With these astonishing accomplishments complete, Salim has returned to her long-held dream of space travel. Salim had wanted to study space sciences as a child, before she even knew such a discipline existed. Although the course wasn’t offered in Pakistan, Salim found other ways to explore her interest. ‘My family bought me my first telescope when I was 14. They encouraged me to attend the first conference of the Astronomy Society of Pakistan (Amastropak) and I became its first female member during high school,’ she remembers.
Her hopes for going into space were rekindled with the launch of Virgin Galactic in 2004. In January 2006, she was selected from 44,000 applicants as the first Pakistani astronaut. ‘My parents were in for a shock when Virgin made it a reality,’ said Salim. ‘I have successfully cleared my suborbital spaceflight training, which entailed a complete simulation of our actual spaceflight.’
In the past five years, she has actively taken part in the development of Virgin Galactic’s private spaceflights, which she believes will make space accessible to all. ‘Private space travel is not a joyride for the wealthy elite only; it is rather about opening up new vistas of research and development’.

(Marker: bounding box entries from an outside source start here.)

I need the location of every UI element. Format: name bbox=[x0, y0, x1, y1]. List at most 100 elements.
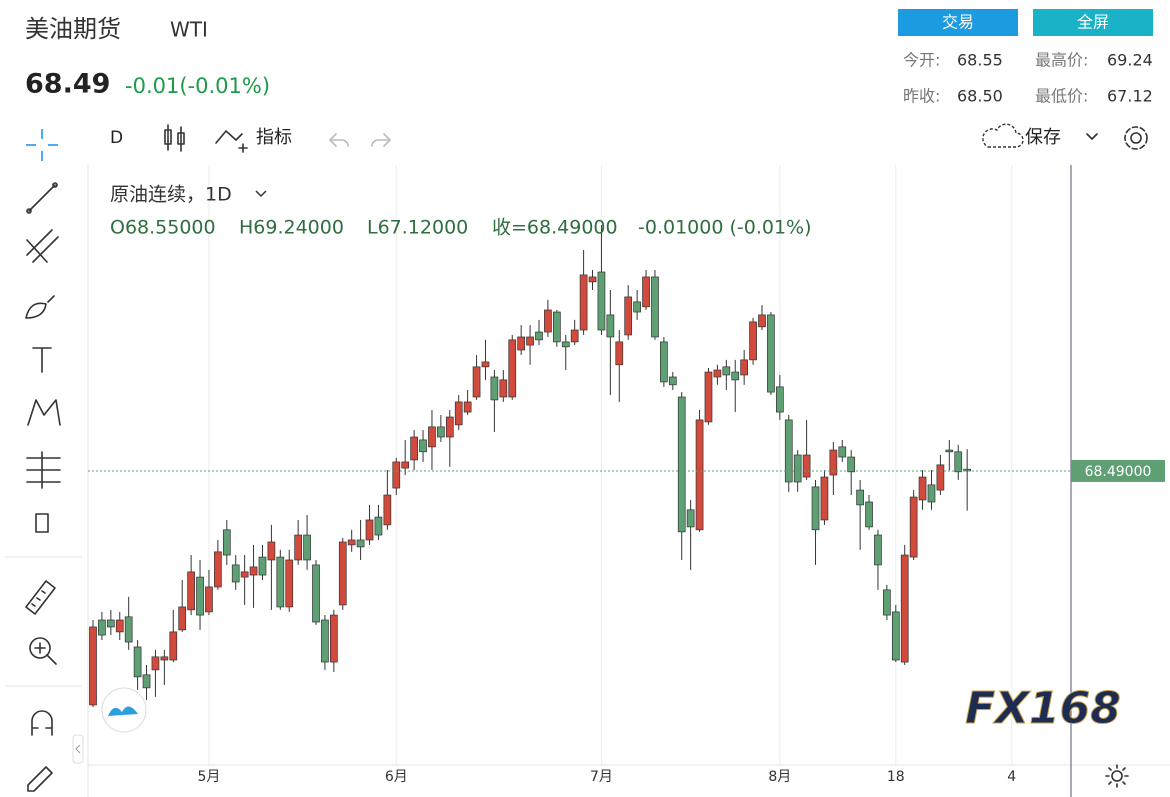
stat-label: 最高价: bbox=[1035, 51, 1088, 70]
fullscreen-button[interactable] bbox=[1033, 9, 1153, 36]
candle-body bbox=[945, 449, 954, 453]
candle-body bbox=[303, 534, 311, 561]
fullscreen-button-label[interactable]: 全屏 bbox=[1077, 13, 1109, 32]
trade-button-label[interactable]: 交易 bbox=[942, 13, 974, 32]
candle-body bbox=[651, 276, 659, 338]
candle-body bbox=[178, 606, 187, 631]
candle-body bbox=[374, 516, 383, 536]
candle-body bbox=[267, 541, 276, 561]
candle-body bbox=[535, 331, 543, 341]
candle-body bbox=[383, 494, 392, 526]
interval[interactable]: D bbox=[110, 128, 123, 148]
candle-body bbox=[517, 336, 526, 351]
indicator-icon[interactable] bbox=[215, 130, 248, 153]
candle-body bbox=[481, 361, 490, 368]
candle-body bbox=[758, 314, 766, 328]
candle-body bbox=[419, 439, 427, 453]
legend-title: 原油连续，1D bbox=[110, 184, 232, 206]
candle-body bbox=[588, 276, 597, 283]
x-tick-label: 6月 bbox=[385, 769, 408, 785]
candle-body bbox=[668, 376, 677, 386]
title: 美油期货 bbox=[25, 15, 121, 43]
candle-body bbox=[802, 454, 811, 478]
candle-body bbox=[749, 321, 757, 361]
candle-body bbox=[677, 396, 686, 533]
candle-body bbox=[356, 539, 365, 548]
cloud-icon[interactable] bbox=[982, 123, 1024, 148]
candle-body bbox=[740, 359, 749, 376]
candle-body bbox=[276, 556, 285, 608]
candle-body bbox=[133, 646, 142, 678]
candle-body bbox=[829, 449, 838, 476]
candle-body bbox=[597, 271, 606, 331]
collapse-button[interactable] bbox=[72, 734, 84, 764]
candle-body bbox=[106, 619, 115, 628]
indicators[interactable]: 指标 bbox=[256, 127, 292, 148]
trade-button[interactable] bbox=[898, 9, 1018, 36]
candle-body bbox=[900, 554, 909, 663]
x-tick-label: 5月 bbox=[197, 769, 220, 785]
chart-type-icon[interactable] bbox=[164, 124, 185, 152]
candle-body bbox=[89, 626, 97, 706]
legend-menu[interactable] bbox=[255, 190, 267, 198]
logo-icon bbox=[108, 706, 138, 716]
candle-body bbox=[437, 426, 445, 438]
candle-body bbox=[784, 419, 793, 483]
candle-body bbox=[838, 446, 847, 458]
stat-label: 最低价: bbox=[1035, 87, 1088, 106]
save[interactable]: 保存 bbox=[1025, 127, 1061, 148]
stat-value: 68.50 bbox=[957, 87, 1003, 106]
legend-change: -0.01000 (-0.01%) bbox=[638, 217, 812, 239]
candle-body bbox=[214, 551, 222, 588]
candle-body bbox=[445, 416, 454, 438]
candle-body bbox=[731, 371, 740, 381]
candle-body bbox=[169, 631, 178, 661]
candle-body bbox=[704, 371, 713, 423]
candle-body bbox=[312, 564, 320, 623]
candle-body bbox=[615, 341, 624, 366]
settings-icon[interactable] bbox=[1124, 126, 1148, 150]
candle-body bbox=[526, 336, 534, 346]
candle-body bbox=[606, 314, 615, 338]
candle-body bbox=[329, 614, 338, 663]
candle-body bbox=[321, 619, 329, 663]
candle-body bbox=[963, 468, 972, 472]
candle-body bbox=[428, 426, 436, 448]
stat-value: 69.24 bbox=[1107, 51, 1153, 70]
candle-body bbox=[775, 386, 784, 413]
candle-body bbox=[258, 556, 267, 576]
candle-body bbox=[767, 314, 775, 393]
candle-body bbox=[285, 559, 294, 608]
candle-body bbox=[401, 461, 410, 469]
candle-body bbox=[365, 519, 374, 541]
save-menu[interactable] bbox=[1086, 133, 1098, 140]
candle-body bbox=[856, 489, 864, 506]
candle-body bbox=[713, 369, 722, 378]
candle-body bbox=[454, 401, 463, 426]
legend-high: H69.24000 bbox=[239, 217, 344, 239]
crosshair-tool[interactable] bbox=[26, 129, 58, 161]
stat-label: 昨收: bbox=[903, 87, 940, 106]
watermark: FX168 bbox=[965, 683, 1121, 734]
plot: 5月 6月 7月 8月 18 4 bbox=[88, 165, 1071, 785]
candle-body bbox=[660, 341, 668, 383]
time-settings[interactable] bbox=[1105, 764, 1129, 788]
candle-body bbox=[811, 486, 820, 531]
legend-close: 收=68.49000 bbox=[492, 217, 618, 239]
candle-body bbox=[124, 616, 133, 643]
candle-body bbox=[160, 656, 169, 661]
x-tick-label: 4 bbox=[1007, 769, 1016, 785]
candle-body bbox=[874, 534, 882, 566]
symbol: WTI bbox=[170, 18, 208, 42]
candle-body bbox=[499, 379, 508, 398]
candle-body bbox=[927, 484, 936, 503]
candle-body bbox=[151, 656, 160, 671]
candle-body bbox=[954, 451, 963, 473]
stat-value: 68.55 bbox=[957, 51, 1003, 70]
candle-body bbox=[624, 296, 633, 336]
candle-body bbox=[820, 476, 829, 521]
candle-body bbox=[883, 589, 891, 616]
candle-body bbox=[222, 529, 231, 556]
undo-redo[interactable] bbox=[329, 133, 391, 147]
drawing-tools[interactable] bbox=[25, 182, 61, 792]
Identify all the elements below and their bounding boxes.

Salim believes that one day the cooperative act of travelling to space might be used as a means of diplomacy. She suggests going beyond time-tested methods, and aspires to go over the physical boundaries of nations. Space travel, Salim suggests, could be the next frontier in collaborative acts of diplomacy. It’s certainly another channel through which the extraordinary physical achievements of humankind can be imbued with a symbolic resonance of international collaboration.